If you’re interested in a USDA home, the next step is to find out whether the home your looking to purchase is currently in a USDA eligible area. Several different factors determine eligible areas for USDA loans by state, particularly geographical and economic characteristics. For an area to be USDA eligible it must be located in a rural area. The USDA defines a rural area as any area that is rural in nature and is not part of or associated with an urban area, or any town, village or city and has less than 10,000 residents. Other less rural areas outside of major population centers with a serious lack of mortgage credit may qualify with populations between 10,000-20,000 residents. Many of these areas may not even be rural in nature, but have populations of less than 20,000 and are not associated with any major town or cities.

USDA Income Limits

Because USDA rural home loans are meant only for low to moderate income households, there are specific income limits in place in order qualify. To qualify for a USDA mortgage, your overall annual household income must not exceed 115% of the average median income for that particular area. Depending on where you’re choosing to purchase your home, income limits may be higher or lower depending on that particular area’s average median income.

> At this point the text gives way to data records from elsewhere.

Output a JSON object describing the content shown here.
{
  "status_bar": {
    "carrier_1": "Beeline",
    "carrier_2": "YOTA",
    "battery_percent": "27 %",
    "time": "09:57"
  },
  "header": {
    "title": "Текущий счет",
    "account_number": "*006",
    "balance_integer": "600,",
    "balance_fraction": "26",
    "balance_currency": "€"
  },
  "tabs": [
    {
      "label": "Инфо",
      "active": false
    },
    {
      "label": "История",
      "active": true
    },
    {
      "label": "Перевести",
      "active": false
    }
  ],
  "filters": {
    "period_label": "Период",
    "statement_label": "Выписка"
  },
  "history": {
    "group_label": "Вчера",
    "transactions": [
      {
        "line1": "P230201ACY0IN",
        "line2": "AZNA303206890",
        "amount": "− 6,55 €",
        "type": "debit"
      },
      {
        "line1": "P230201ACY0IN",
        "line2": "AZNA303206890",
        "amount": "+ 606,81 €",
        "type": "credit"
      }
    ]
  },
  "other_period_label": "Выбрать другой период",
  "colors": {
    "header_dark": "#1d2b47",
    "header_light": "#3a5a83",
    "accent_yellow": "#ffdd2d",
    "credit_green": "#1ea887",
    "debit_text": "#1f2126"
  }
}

For example, if you’re choosing to purchase a USDA eligible property in Ohio you can expect an income limit anywhere between $144,000 as it is in Adams county, or an income limit as high as $200,000 as it is in Lorain and Medina counties. For a complete list of USDA eligible counties, as well as their income limits you can visit this link or contact your nearest USDA loan representative.

Property Requirements

Once the potential buyer has found a USDA eligible property, the property must meet certain USDA home loan requirements. All properties must be modest in nature and meet all developed standards imposed by State and local governments. It also must meet minimum standards regarding water and wastewater systems, as well as Agency street and access requirements. And lastly, all USDA mortgage properties must have a professional home inspection done prior to getting approved in order to verify that the property is up to code.